A DETECTIVE garda, whose shoulder was dislocated in a struggle with an instructor during baton training, has been awarded more than €22,000 damages in the Circuit Civil Court.
Barrister Karl Finnegan told the court that Detective Garda Darragh O’Toole was in mock combat with an instructor, who was wearing a red padded suit, when the incident happened.
The Red Man, as he was known to gardaí undergoing training with the new extendable steel baton, staged a fight scene with Garda O’Toole in which he demonstrated attack and defence moves.
Garda O’Toole, a former senior footballer with Erin’s Isle GAA club in Finglas, Dublin, said he had been part of a group taking part in a Garda baton training course at Mount Pleasant Tennis Club, Ranelagh, Dublin, in October 2008.
In the fight session, he had held his baton in his right hand with it resting on his right shoulder and had his left arm protectively extended out in front of him.
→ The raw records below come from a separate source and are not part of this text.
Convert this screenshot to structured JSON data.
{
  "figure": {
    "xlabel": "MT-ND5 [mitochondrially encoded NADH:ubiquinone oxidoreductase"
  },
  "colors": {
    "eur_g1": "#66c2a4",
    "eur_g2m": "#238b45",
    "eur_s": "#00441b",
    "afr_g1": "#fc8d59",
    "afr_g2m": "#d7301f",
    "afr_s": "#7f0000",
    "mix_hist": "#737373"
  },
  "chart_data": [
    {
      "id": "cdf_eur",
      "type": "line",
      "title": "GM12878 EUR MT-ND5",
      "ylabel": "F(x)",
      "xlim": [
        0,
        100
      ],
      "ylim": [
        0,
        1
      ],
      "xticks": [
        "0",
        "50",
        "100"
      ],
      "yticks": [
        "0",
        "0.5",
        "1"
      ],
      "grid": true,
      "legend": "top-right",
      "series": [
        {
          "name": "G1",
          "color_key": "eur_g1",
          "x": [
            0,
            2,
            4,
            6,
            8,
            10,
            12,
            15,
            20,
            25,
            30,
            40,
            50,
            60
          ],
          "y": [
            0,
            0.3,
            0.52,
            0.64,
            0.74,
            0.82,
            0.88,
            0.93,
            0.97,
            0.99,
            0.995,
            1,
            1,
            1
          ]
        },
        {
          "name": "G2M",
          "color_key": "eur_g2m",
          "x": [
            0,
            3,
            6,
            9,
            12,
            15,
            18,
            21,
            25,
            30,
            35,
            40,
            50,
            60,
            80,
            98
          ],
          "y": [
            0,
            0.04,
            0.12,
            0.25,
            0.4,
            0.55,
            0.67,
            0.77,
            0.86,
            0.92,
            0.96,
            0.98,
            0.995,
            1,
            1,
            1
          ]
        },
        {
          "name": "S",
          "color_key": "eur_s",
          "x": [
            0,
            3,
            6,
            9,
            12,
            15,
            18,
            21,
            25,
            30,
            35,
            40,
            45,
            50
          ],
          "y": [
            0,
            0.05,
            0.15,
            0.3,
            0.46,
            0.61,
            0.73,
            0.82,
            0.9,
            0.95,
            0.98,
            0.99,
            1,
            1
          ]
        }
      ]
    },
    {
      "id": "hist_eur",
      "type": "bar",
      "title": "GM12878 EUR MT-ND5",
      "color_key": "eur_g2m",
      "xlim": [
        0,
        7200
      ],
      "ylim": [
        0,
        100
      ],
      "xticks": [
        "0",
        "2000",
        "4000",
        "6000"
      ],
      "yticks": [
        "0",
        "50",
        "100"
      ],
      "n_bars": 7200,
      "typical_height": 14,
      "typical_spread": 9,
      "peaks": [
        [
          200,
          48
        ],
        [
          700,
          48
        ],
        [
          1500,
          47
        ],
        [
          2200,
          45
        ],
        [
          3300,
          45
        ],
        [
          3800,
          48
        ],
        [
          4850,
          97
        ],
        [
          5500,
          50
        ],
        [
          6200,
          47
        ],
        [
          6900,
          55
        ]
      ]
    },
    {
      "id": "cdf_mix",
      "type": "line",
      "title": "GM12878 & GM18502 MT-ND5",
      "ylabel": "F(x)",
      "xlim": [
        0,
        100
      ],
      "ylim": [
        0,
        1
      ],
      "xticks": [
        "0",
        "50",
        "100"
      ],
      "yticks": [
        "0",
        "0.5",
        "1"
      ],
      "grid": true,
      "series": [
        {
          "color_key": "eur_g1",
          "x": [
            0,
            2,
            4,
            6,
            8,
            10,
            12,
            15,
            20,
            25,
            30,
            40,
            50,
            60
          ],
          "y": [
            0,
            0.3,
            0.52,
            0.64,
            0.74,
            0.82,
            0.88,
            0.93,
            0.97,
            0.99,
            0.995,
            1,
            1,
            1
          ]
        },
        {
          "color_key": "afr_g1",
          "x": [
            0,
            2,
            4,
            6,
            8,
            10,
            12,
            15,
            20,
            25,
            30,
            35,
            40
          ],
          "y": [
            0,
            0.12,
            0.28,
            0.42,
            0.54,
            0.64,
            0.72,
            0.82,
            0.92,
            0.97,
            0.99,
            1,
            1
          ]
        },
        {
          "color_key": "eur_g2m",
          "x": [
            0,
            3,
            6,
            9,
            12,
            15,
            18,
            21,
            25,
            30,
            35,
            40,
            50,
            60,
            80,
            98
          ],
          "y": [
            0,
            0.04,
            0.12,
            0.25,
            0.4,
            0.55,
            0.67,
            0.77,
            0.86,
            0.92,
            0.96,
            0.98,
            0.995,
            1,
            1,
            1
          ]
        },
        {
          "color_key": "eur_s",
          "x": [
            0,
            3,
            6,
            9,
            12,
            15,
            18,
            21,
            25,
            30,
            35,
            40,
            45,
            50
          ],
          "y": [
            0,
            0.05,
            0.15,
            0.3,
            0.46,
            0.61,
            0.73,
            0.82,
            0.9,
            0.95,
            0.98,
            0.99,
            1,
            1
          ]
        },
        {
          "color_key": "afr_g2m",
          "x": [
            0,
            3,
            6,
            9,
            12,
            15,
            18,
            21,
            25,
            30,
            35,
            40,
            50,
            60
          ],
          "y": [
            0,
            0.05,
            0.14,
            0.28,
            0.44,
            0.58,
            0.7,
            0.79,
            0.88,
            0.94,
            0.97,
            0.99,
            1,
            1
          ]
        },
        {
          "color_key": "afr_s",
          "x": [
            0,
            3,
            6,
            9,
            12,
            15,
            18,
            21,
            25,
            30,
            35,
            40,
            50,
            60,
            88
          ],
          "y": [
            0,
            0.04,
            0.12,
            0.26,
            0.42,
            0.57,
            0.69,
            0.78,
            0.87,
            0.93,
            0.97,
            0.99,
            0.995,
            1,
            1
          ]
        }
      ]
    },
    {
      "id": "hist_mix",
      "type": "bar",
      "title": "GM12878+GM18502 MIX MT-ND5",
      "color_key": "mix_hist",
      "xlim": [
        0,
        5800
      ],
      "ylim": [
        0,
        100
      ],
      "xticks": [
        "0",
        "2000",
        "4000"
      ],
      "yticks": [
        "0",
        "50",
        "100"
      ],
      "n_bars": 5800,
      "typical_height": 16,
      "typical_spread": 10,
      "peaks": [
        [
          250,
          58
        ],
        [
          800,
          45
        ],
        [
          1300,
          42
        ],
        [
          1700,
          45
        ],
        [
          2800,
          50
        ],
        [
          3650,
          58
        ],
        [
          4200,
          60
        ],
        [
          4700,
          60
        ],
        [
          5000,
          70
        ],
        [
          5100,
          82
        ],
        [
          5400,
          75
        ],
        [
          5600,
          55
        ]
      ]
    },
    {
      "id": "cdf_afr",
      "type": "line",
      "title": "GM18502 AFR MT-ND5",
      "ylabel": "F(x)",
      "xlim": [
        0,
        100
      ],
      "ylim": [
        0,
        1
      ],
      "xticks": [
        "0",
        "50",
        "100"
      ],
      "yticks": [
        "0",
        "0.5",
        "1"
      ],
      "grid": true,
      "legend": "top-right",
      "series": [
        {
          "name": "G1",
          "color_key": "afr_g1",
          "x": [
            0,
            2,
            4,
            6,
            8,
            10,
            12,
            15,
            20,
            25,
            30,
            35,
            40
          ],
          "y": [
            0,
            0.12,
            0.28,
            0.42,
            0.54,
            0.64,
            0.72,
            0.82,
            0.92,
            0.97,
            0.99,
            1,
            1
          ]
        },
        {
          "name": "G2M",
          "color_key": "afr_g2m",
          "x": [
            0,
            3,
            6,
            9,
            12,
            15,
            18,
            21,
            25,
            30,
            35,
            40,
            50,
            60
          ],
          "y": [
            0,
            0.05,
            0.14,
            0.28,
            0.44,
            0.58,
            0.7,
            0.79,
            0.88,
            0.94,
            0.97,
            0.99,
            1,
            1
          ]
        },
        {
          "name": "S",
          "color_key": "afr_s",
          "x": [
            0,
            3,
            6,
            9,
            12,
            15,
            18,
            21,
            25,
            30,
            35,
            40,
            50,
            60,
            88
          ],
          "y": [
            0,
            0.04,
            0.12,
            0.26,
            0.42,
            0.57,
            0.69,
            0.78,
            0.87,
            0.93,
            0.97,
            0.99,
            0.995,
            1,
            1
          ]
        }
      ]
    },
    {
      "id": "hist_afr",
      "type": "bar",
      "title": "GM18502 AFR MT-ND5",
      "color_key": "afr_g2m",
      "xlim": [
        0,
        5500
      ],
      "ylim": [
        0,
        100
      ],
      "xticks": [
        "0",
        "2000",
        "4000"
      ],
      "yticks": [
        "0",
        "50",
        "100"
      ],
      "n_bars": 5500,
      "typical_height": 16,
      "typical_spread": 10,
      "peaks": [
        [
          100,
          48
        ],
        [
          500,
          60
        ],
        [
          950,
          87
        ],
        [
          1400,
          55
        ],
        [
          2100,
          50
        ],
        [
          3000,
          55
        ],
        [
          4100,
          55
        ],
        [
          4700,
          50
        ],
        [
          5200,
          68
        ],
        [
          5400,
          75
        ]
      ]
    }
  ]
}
The instructor locked his arm around Garda O’Toole’s extended left arm in a manner that would not allow him to bend his elbow joint. With his left arm in a locked and extended position, he had been forced back against a wall.
Circuit Court president Mr Justice Matthew Deery heard that the instructor had continued pressing forward and, as he did so, Garda O’Toole’s shoulder was dislocated through the back of the joint.
In a reserved judgment yesterday, Judge Deery said the fight scene had become very boisterous and he felt the instructor ought to have eased off when Garda O’Toole had been backed up against the wall.
The judge said Garda O’Toole (41), had suffered a significant injury which had resulted in his missing work for 14 weeks.
At age 38, he had still been a senior club footballer and had returned to it as a result of having worked particularly hard on his rehabilitation, for which he was mainly personally responsible.
Judge Deery rejected evidence that the injury had been caused merely by a sweeping motion of the instructor’s right arm driving Garda O’Toole’s left arm backwards. He said medical reports provided by his solicitors Murray Flynn Maguire had revealed this was not a way in which Garda O’Toole’s injury could have been caused and that it had arisen from a frontal attack.
Awarding him €22,650 in damages and costs against the Minister for Justice, the judge said Garda O’Toole still suffered some element of pain from his injury.